Do empro: Po prostu nie chciałem powtarzać wyrażenia "quasi-komiks".

Offline empro

komiks WILQ
« Odpowiedź #294 dnia: Listopad 17, 2005, 10:10:28 pm »
Cytat: "Julius Corentin A."

Pan wierzy, że da sie to zrobić?
hm. dyskusja będzie ciężka.

anormalne, tak bym definiował przypadki kontrowersyjne.
co sie tyczy tych przypadków, raz, ze ich ilość jest niezliczona, a więc (ze względu na różnorodność) niezdefiniowana jest ich przynależność do grupy kontrowersyjnych.
z tych dwóch wynika, że w mniemaniu każdego może byc to cos innego...


właśnie w związku z tym radzę unikać tego typu klasyfikacji.

przypadki kontrowersyjne..... hm swojego czasu spotkałem się z oceną, że komiksy McFarlane są tandetne i benzadziejne (autor tej oceny potrafił , z tego co pamiętam w sensowny sposób uzsadnić swoje racje), dla mnie z kolei jest on jednym z najlpeszych rysowników i był (kiedyś) równie sprawnym scenarzystą, czy więc wzbudził jakieś kontrowersje, czy więc tworzył komiksy anormalne ??
w ten sposób chyba nie można dyskutować i nie dojdziemy do żadnego porozumienia,
nie można nazywać Wilqa (tak to się odmienia :) ??) niby-komiksiem, albo komiksem anormalnym, spełnia on wszelkie założenia jakie powinien spełniać komiks a więc komiksem jest i kropka, że Minkiewiczowie wybrali taką stylistykę to już inna kwestia, kwestia gustu (o tym się nie dyskutuje :)) i wyrobienia jakiegoś poczucia umiejętności wyrobienia obiektywnej oceny

ależ się pomądrzyłem :)
pozdrawiam
eM

Offline empro

komiks WILQ
« Odpowiedź #295 dnia: Listopad 17, 2005, 10:12:26 pm »
Cytat: "Dariusz Hallmann"
Do empro: Po prostu nie chciałem powtarzać wyrażenia "quasi-komiks".


ok, rozumiem, ale czy możesz mi wyjaśnić w jaki sposób rozgraniczasz niby(qasi)-komiksy od komiksów ??

nie czepiam się tylko chciałbym zrozumieć na czym polega różnica :)

Offline Dariusz Hallmann

  • Szafarz bracki
  • *****
  • Wiadomości: 3 391
  • Total likes: 2
  • Batman: Ben Affleck Case
komiks WILQ
« Odpowiedź #296 dnia: Listopad 17, 2005, 10:44:31 pm »
Do empro: Och, miałem już iść do łóżka... Ale chętnie odpowiem.
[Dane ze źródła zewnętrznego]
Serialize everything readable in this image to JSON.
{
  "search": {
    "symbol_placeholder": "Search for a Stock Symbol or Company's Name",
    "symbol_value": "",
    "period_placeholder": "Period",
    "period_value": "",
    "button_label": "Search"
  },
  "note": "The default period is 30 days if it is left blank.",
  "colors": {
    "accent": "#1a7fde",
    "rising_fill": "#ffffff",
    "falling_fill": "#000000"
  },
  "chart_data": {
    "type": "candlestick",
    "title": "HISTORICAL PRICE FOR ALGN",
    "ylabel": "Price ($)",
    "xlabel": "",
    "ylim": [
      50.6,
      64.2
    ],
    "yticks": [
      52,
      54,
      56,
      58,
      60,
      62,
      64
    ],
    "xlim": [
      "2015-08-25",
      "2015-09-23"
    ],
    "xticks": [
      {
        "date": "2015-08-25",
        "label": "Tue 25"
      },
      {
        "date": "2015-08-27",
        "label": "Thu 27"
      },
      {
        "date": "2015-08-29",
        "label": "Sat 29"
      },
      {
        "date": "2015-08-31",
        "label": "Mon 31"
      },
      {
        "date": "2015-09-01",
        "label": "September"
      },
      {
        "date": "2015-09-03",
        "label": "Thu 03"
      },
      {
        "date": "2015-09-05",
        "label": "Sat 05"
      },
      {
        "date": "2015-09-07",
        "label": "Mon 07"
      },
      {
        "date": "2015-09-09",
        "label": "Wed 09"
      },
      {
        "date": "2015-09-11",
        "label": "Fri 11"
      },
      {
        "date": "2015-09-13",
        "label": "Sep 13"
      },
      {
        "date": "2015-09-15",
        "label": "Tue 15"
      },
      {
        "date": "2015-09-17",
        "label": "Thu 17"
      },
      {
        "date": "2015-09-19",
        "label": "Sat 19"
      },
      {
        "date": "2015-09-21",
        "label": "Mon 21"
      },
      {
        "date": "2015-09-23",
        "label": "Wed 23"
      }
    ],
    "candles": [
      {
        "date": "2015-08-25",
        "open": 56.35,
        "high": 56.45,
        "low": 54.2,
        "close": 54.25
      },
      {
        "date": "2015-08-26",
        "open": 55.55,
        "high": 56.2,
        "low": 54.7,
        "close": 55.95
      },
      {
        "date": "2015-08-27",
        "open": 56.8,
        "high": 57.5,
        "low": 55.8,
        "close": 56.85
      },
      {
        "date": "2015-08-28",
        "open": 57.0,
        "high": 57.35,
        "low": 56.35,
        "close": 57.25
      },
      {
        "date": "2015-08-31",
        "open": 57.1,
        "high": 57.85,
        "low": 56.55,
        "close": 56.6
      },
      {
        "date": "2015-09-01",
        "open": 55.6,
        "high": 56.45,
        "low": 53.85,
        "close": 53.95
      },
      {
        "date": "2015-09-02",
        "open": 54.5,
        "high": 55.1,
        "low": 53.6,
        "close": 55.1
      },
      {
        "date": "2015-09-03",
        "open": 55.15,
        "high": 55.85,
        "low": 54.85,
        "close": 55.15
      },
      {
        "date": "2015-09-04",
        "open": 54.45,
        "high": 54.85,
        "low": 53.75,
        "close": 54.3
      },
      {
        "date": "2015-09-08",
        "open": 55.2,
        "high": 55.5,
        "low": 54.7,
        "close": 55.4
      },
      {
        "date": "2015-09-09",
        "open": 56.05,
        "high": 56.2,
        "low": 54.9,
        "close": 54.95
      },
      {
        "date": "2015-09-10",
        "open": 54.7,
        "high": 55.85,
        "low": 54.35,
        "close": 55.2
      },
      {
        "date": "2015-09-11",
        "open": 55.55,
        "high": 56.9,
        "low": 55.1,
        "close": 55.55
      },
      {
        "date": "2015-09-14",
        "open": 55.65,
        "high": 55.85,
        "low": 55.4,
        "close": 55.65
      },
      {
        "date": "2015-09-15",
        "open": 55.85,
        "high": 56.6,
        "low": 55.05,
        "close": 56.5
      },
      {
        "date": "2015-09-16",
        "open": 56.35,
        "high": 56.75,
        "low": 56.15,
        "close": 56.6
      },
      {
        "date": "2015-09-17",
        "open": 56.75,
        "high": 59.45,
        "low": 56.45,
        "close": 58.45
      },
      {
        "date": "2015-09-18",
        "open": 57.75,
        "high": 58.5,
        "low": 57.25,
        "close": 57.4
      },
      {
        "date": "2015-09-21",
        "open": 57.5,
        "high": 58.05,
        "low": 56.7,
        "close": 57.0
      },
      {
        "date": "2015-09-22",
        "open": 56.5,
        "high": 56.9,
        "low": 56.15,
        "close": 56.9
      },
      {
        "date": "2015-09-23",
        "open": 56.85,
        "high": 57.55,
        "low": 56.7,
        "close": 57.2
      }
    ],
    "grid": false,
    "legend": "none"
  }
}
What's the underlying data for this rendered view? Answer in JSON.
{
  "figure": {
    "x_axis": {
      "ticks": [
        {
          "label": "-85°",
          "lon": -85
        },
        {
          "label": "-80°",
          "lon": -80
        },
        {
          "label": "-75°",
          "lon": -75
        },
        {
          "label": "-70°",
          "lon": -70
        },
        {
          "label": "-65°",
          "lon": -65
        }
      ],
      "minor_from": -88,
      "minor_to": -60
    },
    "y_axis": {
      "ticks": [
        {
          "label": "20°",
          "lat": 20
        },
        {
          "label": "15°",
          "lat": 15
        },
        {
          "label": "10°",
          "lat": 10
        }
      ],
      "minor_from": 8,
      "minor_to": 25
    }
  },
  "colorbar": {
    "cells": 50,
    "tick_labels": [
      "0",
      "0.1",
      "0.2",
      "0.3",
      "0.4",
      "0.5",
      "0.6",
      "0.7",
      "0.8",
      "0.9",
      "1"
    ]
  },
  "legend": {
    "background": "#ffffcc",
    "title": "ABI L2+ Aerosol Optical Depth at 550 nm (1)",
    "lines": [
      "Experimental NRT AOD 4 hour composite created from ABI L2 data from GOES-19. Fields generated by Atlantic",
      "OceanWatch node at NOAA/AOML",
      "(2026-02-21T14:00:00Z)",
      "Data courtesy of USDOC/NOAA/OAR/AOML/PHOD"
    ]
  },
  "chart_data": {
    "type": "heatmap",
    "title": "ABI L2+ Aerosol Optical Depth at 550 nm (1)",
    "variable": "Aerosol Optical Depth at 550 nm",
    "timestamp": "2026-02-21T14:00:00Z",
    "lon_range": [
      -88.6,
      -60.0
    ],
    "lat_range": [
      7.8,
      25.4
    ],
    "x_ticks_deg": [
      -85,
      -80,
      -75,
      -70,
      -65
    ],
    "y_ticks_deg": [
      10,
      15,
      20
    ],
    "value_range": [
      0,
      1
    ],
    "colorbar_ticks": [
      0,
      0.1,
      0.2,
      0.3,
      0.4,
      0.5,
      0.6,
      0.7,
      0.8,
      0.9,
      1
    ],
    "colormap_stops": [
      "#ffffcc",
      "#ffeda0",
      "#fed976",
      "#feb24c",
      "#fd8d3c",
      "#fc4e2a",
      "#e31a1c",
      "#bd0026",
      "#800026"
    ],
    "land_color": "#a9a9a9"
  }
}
Nazwałem "Wilqa" niby-komiksem, żeby podkreślić, iż jest to tytuł, który odwraca uwagę od tego, co jest wartościowe w komiksie. Dlatego zirytowały mnie nagrody w plebiscycie KKK dla "Wilqa" - przecież tam były nominowane takie wspaniałości. Niby-komiks, czyli coś, co niektórzy nazywają komiksem, a ja nie, ponieważ w przeciwnym razie musiałbym także uznać, że wściekły wilk jest doskonałą maskotką-przytulanką dla dzieci.

Offline empro

komiks WILQ
« Odpowiedź #297 dnia: Listopad 17, 2005, 10:50:54 pm »
czyli jest niby-komiksem ze względu na Twoje widzimisie ??

no bo jak to inaczej wytłumaczyć ?? czego nie ma Wilq, co mają inne komiksy ?? (oprócz oczywiście teog, że Ci się nie podoba :) ??)

N.N.

  • Gość
komiks WILQ
« Odpowiedź #298 dnia: Listopad 17, 2005, 11:02:58 pm »
Cytat: "Dariusz Hallmann"
Do N. N.: Daj spokój! "Wilq" już miał swoje 5 minut. Naprawdę chcesz mu oddać jeszcze własne?

Problem w tym, że tych 5 minut sławy się nie oddaje, ani nie odbiera. Po prostu nadchodzą lub nie. Dla autorów "Wilq" nadeszły i zatrzymały się na dłużej, ot-tak, po prostu. Nie odbierzesz im tego, nazywając ich komiks quasi-komiksem, niby-komiksem lub grafomanią,,,
Cytat: "Dariusz Hallmann"

 Natomiast jeśli chodzi o "The Ghost in the Shell" - nie poddawaj się. Za grubym pancerzem tego komiksu jest do odkrycia wspaniały duch. Nie taki, który straszy (niczym komiksowa grafomania), ale taki, który podnosi na... duchu każdego miłośnika komiksów.

Chyba nie jestem miłośnikiem komiksu, bo mnie nie podnosi.

Offline empro

komiks WILQ
« Odpowiedź #299 dnia: Listopad 17, 2005, 11:15:58 pm »
Cytat: "N.N."

Cytat: "Dariusz Hallmann"

 Natomiast jeśli chodzi o "The Ghost in the Shell" - nie poddawaj się. Za grubym pancerzem tego komiksu jest do odkrycia wspaniały duch. Nie taki, który straszy (niczym komiksowa grafomania), ale taki, który podnosi na... duchu każdego miłośnika komiksów.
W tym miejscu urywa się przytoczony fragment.